Development/CodingStyle

Darcs code can be a little hostile. —Florent

How can we fix that?

New habits

  • haddock

    • type signatures for top level functions! this used to be enforced by -Werror and now it's to be enforced by nagging from the Review Team
    • API-style comments (not just relying on the interspersed user-manual for implicit documentation)
  • When using explicit lists in code, for example for options, use one entry per line as it makes it easy to write small and clean patches if a list entry gets changed later
  • Write tests! Tests are the easiest way to convince others that your code does what you intend it to do.
  • Send in QuickCheck properties for things you write.
  • Use tools like hlint to improve the style of your patches

Reforms to old habits

Changes to old code we would welcome:

  • avoid cryptically short function names (gcau, wspr)
  • favour camelCase for top level functions (if you want to use underscores, you'd better have a reason, not just taste)
  • If you study existing code to understand it, add haddocks summarizing what you learned. This will help others save time in the future.

Minor stylistic details

  • no trailing whitespace
  • avoid needless parens? (for example when using ++)
  • use fmap to simplify returning a result in a monad (e.g lines `fmap` readFile foo)
  • avoid long lines if possible. A rule of thumb is 65 lines (+10, under special circumstances) just as the fmt(1) command suggests
  • if your patch fixes issueXYZ, then start the patch name with "resolve isssueXYZ: my comments"

Grievances

New developers (and old developpers alike), state here your griefs against the code, and your proposed solution to them, for the community to turn them into new good habits. Help the darcs readability revolution!

Please be positive in your comments: no finger-pointing, and as much references to concrete code as possible. Have a nice Catharsis!

  • Functions which output a message to the user (such as "do you want to record this patch?") should have the message in a comment near them, so that they can be found by grepping. Ideally (?) these functions should be in the Darcs.Command.* modules, and Darcs.Internal.* should only have non-interactive functions.
  • When a module A reexports a function f from another module B, in a module C which needs f, import it from B rather than A, so as to avoid too many indirections when looking for f.
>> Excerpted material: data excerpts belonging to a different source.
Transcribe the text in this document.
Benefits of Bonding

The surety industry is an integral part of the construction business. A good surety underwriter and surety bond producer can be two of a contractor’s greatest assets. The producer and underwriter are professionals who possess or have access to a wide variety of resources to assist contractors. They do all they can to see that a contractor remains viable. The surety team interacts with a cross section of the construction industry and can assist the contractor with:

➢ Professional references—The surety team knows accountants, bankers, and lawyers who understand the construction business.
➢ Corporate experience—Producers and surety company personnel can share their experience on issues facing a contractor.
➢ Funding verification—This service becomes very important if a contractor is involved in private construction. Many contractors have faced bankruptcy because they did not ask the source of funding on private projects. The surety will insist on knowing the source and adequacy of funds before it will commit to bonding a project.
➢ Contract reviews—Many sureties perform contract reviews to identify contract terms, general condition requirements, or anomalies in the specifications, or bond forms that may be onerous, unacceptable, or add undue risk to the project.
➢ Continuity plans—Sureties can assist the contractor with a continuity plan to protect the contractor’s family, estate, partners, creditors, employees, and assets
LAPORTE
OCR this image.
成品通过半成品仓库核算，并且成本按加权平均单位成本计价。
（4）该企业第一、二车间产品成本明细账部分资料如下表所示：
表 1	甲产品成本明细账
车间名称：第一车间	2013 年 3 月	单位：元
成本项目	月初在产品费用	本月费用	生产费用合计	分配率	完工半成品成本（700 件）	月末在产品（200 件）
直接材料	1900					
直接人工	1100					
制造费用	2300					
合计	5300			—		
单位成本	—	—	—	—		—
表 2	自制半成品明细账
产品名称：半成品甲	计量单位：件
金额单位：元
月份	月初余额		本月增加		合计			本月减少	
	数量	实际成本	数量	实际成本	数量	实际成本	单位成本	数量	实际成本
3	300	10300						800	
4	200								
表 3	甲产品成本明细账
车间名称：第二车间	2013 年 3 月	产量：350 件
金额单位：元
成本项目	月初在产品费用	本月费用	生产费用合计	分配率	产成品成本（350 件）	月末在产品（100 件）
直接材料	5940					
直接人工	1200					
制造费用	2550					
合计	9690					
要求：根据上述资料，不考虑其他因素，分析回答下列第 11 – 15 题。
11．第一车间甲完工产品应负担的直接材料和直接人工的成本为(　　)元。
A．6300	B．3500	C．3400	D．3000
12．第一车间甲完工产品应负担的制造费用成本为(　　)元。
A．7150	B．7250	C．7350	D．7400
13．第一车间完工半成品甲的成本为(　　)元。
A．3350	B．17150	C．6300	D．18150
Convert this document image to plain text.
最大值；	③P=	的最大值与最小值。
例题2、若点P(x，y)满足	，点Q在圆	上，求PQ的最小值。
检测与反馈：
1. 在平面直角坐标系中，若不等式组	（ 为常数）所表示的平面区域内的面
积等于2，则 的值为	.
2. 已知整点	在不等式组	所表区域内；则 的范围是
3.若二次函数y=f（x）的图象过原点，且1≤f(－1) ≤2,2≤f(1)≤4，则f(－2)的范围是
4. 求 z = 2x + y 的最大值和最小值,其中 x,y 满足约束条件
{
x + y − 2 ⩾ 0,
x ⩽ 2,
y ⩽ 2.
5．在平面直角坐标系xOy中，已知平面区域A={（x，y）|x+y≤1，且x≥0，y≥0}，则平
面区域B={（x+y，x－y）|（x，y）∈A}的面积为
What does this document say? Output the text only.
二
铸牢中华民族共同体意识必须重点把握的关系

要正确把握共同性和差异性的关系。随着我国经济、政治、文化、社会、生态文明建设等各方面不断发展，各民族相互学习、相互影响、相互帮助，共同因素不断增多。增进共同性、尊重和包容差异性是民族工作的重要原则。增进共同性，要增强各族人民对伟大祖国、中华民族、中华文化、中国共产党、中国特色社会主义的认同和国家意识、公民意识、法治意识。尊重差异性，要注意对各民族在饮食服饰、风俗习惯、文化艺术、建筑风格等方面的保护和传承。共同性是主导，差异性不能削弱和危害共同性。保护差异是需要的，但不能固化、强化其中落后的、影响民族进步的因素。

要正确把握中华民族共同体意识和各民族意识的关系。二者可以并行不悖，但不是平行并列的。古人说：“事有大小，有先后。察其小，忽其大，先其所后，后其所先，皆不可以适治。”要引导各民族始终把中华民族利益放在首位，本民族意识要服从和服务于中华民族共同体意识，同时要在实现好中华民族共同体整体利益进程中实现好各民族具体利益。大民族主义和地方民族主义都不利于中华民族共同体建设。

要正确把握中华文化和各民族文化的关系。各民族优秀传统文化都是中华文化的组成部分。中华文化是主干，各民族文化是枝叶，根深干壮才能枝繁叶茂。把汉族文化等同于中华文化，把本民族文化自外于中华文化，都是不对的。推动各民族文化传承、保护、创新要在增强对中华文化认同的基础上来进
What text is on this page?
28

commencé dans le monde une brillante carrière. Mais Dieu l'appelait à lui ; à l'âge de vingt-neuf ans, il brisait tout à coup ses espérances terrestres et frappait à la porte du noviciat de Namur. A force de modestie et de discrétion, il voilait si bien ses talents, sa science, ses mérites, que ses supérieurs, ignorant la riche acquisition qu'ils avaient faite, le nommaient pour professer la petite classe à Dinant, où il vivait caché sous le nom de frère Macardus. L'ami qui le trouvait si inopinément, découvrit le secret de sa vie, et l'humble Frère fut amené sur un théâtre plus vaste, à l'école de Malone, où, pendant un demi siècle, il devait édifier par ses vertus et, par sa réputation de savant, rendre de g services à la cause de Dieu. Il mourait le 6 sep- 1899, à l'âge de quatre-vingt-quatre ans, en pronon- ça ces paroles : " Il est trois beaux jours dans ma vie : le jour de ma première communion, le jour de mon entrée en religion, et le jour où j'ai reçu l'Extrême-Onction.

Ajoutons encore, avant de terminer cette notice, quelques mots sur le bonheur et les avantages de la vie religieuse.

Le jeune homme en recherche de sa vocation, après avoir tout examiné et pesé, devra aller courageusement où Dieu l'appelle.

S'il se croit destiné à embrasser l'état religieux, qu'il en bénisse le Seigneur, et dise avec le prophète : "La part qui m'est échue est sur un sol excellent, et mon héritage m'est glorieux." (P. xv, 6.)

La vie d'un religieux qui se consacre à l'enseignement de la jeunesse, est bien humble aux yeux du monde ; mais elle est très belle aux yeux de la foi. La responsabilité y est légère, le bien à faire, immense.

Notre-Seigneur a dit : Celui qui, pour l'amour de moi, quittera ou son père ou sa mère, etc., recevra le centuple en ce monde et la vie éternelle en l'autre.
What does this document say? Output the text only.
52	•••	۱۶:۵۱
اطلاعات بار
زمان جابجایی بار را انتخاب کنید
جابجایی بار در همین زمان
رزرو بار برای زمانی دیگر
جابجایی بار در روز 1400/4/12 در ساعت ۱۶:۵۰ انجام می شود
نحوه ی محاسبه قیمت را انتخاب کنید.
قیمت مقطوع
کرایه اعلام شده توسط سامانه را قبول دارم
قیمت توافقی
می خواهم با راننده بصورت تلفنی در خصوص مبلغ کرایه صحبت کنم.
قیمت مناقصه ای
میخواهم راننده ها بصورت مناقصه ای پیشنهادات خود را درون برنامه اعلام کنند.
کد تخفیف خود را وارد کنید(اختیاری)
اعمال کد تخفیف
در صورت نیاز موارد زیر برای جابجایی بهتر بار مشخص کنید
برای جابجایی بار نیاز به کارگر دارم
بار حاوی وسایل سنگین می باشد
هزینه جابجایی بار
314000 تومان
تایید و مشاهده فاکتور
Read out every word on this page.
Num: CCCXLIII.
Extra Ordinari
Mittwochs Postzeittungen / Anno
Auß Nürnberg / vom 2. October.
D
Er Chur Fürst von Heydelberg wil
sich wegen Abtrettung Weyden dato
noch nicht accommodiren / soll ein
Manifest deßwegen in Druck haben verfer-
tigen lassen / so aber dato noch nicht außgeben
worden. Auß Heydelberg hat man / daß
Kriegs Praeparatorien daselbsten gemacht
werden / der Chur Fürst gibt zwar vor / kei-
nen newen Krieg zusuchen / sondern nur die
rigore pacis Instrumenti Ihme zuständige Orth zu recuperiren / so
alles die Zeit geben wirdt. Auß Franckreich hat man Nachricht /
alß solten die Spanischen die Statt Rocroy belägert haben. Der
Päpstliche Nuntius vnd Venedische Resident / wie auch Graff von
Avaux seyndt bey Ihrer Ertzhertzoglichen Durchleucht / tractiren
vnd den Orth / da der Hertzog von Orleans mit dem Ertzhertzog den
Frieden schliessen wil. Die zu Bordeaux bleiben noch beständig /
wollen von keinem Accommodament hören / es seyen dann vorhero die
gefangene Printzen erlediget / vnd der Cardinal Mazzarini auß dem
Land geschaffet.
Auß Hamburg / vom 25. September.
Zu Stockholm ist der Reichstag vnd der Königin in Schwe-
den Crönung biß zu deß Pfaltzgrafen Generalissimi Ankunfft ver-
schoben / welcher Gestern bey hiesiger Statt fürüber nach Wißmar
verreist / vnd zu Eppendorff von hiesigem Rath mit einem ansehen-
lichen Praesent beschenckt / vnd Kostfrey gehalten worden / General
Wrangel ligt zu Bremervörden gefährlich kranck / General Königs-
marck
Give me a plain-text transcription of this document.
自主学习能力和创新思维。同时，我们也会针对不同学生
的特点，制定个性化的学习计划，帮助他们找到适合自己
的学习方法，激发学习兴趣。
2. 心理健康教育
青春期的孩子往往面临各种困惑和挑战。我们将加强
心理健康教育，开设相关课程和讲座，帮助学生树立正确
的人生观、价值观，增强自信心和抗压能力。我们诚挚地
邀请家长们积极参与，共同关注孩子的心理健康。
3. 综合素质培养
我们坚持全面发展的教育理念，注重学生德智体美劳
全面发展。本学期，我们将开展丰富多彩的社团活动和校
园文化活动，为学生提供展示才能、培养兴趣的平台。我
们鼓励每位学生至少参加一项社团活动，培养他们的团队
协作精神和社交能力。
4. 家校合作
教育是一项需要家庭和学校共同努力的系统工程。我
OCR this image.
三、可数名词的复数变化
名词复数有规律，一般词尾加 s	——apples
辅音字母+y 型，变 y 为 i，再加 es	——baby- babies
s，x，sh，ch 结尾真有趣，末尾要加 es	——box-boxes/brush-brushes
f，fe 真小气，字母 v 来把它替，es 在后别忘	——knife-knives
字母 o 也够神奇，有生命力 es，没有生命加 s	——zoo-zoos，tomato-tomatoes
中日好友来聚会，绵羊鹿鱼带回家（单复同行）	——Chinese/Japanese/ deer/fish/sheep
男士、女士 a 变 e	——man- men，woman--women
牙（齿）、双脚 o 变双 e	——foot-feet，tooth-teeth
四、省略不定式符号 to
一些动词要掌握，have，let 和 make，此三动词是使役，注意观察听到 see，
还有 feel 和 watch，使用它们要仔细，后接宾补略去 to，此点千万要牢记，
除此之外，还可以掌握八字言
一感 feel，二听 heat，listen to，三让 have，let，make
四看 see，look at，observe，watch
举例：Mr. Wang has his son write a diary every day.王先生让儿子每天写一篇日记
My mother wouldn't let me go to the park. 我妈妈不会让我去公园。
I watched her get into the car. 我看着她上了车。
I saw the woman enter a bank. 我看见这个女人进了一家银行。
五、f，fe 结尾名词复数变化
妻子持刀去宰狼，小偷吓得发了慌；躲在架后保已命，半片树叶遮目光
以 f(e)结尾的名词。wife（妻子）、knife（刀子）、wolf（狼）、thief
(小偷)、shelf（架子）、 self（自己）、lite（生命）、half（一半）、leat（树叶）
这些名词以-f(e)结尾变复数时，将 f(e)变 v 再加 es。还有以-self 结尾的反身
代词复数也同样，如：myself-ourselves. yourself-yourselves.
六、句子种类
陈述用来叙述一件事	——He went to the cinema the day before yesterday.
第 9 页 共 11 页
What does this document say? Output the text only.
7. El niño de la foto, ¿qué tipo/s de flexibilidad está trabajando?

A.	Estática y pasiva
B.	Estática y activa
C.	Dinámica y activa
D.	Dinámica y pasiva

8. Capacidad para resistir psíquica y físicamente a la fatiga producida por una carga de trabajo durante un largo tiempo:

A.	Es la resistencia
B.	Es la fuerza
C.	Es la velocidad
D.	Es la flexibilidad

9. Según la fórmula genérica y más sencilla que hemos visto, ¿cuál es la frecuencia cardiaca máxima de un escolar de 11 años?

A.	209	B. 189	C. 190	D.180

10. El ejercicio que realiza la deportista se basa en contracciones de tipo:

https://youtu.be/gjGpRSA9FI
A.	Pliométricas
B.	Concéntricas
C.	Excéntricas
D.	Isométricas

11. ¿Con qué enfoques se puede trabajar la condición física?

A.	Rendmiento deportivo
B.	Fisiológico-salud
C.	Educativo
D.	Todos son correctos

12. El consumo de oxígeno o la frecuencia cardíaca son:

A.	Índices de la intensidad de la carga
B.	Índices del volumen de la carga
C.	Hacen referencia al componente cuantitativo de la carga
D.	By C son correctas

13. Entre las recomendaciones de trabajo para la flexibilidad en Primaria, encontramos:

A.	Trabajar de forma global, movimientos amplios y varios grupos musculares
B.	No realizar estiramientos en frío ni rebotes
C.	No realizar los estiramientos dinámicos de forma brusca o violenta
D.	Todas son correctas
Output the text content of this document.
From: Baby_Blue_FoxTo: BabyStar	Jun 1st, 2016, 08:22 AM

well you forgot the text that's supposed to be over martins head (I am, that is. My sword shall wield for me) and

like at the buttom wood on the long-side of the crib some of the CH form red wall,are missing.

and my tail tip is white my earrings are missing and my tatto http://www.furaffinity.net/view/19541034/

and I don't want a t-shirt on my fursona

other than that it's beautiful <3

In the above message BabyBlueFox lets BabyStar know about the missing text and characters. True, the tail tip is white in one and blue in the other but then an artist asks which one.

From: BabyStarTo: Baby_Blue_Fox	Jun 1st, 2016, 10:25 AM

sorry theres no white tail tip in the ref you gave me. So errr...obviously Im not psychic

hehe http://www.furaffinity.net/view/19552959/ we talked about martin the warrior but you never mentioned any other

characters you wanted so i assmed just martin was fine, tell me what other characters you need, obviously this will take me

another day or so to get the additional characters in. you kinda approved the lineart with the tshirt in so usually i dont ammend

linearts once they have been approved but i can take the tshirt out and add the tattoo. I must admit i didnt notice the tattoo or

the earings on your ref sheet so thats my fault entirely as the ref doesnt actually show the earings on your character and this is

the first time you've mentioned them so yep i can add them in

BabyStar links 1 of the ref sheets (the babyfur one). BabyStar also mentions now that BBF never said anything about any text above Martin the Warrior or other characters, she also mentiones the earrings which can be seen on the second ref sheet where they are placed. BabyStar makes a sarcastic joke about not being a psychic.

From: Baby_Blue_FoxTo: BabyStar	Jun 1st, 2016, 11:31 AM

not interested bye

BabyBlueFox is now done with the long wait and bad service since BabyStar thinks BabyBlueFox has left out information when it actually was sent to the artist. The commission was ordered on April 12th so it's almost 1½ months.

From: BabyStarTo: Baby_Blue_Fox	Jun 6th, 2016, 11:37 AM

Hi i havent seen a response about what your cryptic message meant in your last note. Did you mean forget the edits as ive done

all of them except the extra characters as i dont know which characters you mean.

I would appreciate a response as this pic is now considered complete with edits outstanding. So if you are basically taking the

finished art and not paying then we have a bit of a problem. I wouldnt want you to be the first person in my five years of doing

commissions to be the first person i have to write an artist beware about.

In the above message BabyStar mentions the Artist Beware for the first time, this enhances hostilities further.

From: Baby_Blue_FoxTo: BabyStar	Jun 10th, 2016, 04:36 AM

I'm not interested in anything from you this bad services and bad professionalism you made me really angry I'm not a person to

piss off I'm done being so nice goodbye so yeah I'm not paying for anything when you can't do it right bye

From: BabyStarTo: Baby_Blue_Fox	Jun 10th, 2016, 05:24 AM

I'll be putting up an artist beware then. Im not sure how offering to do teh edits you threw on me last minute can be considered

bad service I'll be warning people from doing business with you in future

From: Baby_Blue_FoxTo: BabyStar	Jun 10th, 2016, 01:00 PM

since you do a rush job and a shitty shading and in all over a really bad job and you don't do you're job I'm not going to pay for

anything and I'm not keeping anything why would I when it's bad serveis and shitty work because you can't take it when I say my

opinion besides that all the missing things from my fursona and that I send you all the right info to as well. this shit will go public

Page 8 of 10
    • Would the exception here be unless we are trying to get some kind of encapsulation going, as with Darcs.Patch and Darcs.Repository?
    • Of course, on the other hand, using that exception might also be a hint that there might be some over-encapsultation (aka YAGNI) going on. Its probably something that's not worth actually chasing in existing code, but it's a good question to ask oneself before writing new code. Especially module A (the reexporter) in my example above.
  • unsafeCoerceP should not be used except in the core. smart_diff is a similarly dangerous function and should be carefully used.

Wolfgang's Feedback

Experiences from grapefruit GraphicalInterface hackers

  • currently the terminal-based user interface code of darcs and the actual application logic are too much intermixed.
  • code documentation was lacking and code was sometimes a bit hard to understand.
  • The code often isn’t split in many small bits but that it often consists of huge function definitions.

Iago's Feedback

These mostly come from a discussion that happened on irc: http://irclog.perlgeek.de/darcs/2010-12-09

  • Order of definitions in a file makes a big difference. If definition A depends on B, then we should try to define B near A, not 500 lines away.
  • Write less code and be more clear when you write it.
  • Documentation matters.
  • Type witnesses are hard to read for newcomers.
  • cleverCommute could be documented so I can read "it makes use of this clever trick"
  • First time you read commuteFiledir you ask, what are the cases does it not handle?
  • tests that call things identity when they really aren't

More feedback: http://irclog.perlgeek.de/darcs/2010-12-15#i_3089249

  • patch-pair generator for commutation tests only produces 4-7% useful cases
  • calling things identity things that are not identity
  • someone decided that arbitraryTree should produce empty trees 40% of times, but not justified (performance?)